15 Aug 2007
Why would an executive care? There are two main reasons why every business and technology executive should consider the quality of data modelling to be core to their success.
The first is that information is a valuable economic asset (as argued in MIKE2.0 in the article the Economic Value of Information). Customer data, performance data, analytical information all combine to be an asset that is often worth multiples of billions of dollars. If a company had billions of dollars worth of gold, I’d expect business executives to want to review and understand how such a valuable asset was housed! Given that the data model is usually the main home for the information asset, the same should also be true. The data model cannot be delegated to junior technical staff!

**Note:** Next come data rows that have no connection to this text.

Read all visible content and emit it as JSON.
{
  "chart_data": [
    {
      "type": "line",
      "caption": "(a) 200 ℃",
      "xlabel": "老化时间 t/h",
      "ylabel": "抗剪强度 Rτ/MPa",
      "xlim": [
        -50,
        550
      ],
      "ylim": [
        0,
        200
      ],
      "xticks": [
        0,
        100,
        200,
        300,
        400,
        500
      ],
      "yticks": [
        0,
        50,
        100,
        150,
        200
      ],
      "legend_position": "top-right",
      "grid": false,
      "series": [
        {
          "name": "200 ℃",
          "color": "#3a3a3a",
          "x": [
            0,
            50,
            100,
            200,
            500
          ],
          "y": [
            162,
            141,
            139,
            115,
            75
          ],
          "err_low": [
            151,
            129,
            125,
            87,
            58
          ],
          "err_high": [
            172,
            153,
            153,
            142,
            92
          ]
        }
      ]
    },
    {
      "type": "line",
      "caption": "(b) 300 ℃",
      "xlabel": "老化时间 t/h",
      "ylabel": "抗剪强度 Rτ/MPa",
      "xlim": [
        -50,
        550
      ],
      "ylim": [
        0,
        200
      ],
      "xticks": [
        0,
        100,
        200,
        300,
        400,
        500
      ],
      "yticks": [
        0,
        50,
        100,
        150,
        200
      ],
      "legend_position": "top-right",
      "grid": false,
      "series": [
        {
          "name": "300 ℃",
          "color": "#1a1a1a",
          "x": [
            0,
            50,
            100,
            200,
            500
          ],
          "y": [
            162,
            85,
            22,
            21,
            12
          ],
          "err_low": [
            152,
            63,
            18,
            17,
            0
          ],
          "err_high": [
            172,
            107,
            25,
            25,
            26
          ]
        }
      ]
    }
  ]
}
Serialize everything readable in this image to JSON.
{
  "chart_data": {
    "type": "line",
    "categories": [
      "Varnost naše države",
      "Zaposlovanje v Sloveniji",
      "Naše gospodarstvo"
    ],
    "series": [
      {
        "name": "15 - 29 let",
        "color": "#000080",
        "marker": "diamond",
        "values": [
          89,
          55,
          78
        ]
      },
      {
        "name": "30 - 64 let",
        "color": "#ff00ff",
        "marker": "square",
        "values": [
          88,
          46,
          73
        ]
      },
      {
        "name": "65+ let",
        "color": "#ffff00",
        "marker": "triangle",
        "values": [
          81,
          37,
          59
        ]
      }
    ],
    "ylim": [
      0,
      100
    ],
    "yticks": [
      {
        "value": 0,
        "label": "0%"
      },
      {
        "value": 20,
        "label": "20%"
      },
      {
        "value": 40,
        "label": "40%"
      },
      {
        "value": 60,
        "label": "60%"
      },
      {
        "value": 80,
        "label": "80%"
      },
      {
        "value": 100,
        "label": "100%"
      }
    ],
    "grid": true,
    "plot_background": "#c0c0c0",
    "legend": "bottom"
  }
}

Increasingly there is another reason for elevating the data model. Legacy information is becoming an obstacle to business transformation. As the price of storage dropped during the 1990s, new systems began also storing ancillary data about the parties involved in each transaction and substantially more context for the event. Context could, for example, include the whole sales relationship tracking leading up to a transaction, or the staff contract changes that led to a salary change. With the context as part of the legal record, there are operational, regulatory and strategic reasons requiring that any new or transforming business function do nothing to corrupt the existing detail. The data model is the only tool we have to map new business requirements to old data.
Given the complexity of data modelling, it’s not surprising that executives have shied away from speaking to technologists about the detail of individual models. A discussion on normalization principles would be enough to put most decision makers off!
In the Small Worlds Data Transformation Measure article MIKE2.0 introduces a set of simple metrics to indicate whether on average the data models of an organization or doing a good job of managing the information asset. Using the principle that information makes most sense in the context of the enterprise, it measures the level of connectivity and the degree of separation on average across a subset or all of the data models housing the information assets.